Other things you may find in tasks

In this page, we've described some of the most prominent customizations: defining engines, steps and workflows (we've discussed annotations elsewhere). There are many other things you can declare in your tasks:

You must declare your languages in your task.xml file. This covers the language name, language code, whether it's right to left or left to right, and what punctuation characters are used to terminate inferred tokens in certain cases where no tokens are available.
You can provide specialized Javascript and CSS code for the MAT UI. These customizations can be as simple as providing a custom editor for an annotation attribute, or as complex as a whole suite of overrides for the core UI behavior. These customizations are complex, and we will leave them undocumented in this release.
You can specify default settings for building models in the task.xml file. These settings are essentially the flags described in the documentation for MATModelBuilder.
You can declare settings for the operations in your workspaces in the task.xml file.
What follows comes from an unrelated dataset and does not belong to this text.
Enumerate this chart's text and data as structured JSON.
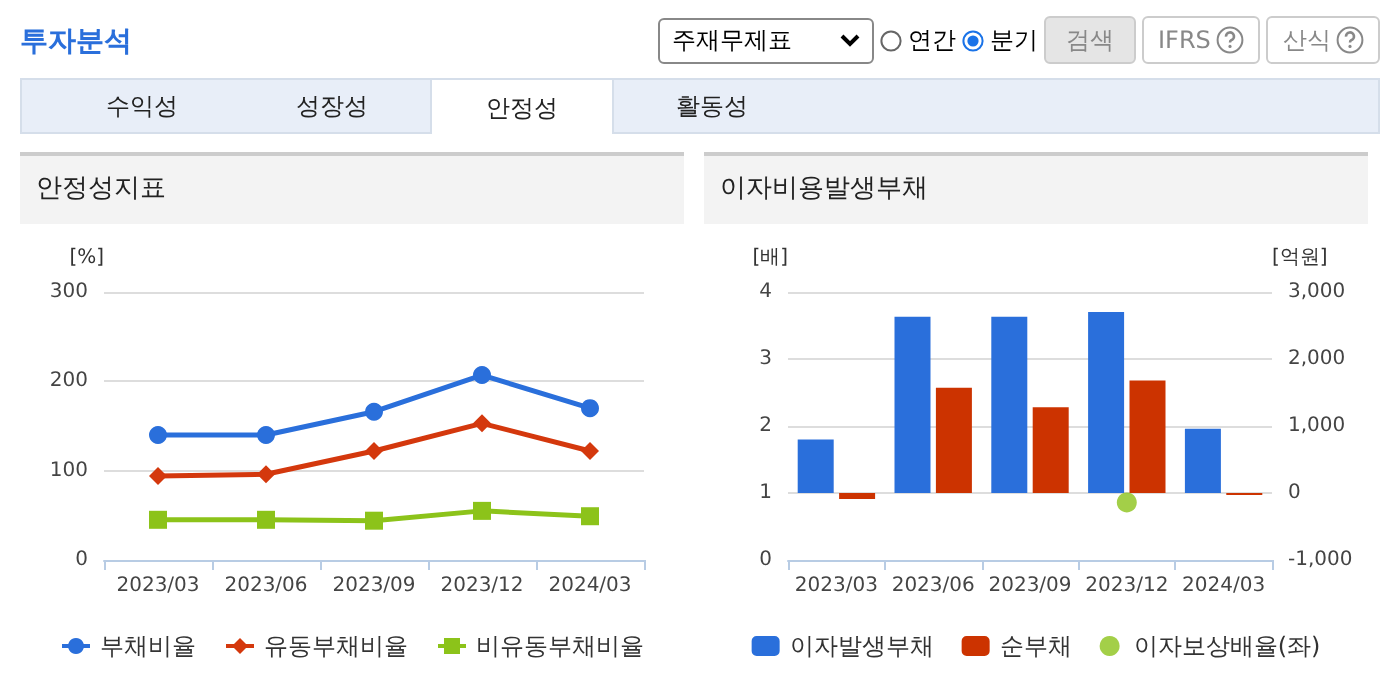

These settings are essentially the flags described in the documentation for MATEngine and MATModelBuilder (depending on which one the operation uses).
You can customize how annotations are compared for scoring and comparison.
You can define custom steps in Python, and refer to them in the task.xml file. For hints on how to do this, see the section "Creating Your Own Steps" in the advanced task customization docs.
You can define new workspace folders, and refer to them and customize their behavior in the task.xml file. These customizations are still evolving, and we will leave them undocumented in this release.
You can customize the documentation that's visible via the MAT UI. These customizations are very complex, and we will leave them undocumented in this release.

For relevant examples of these, please consult "The sample tasks", "Creating a new task", and the documentation for the task XML.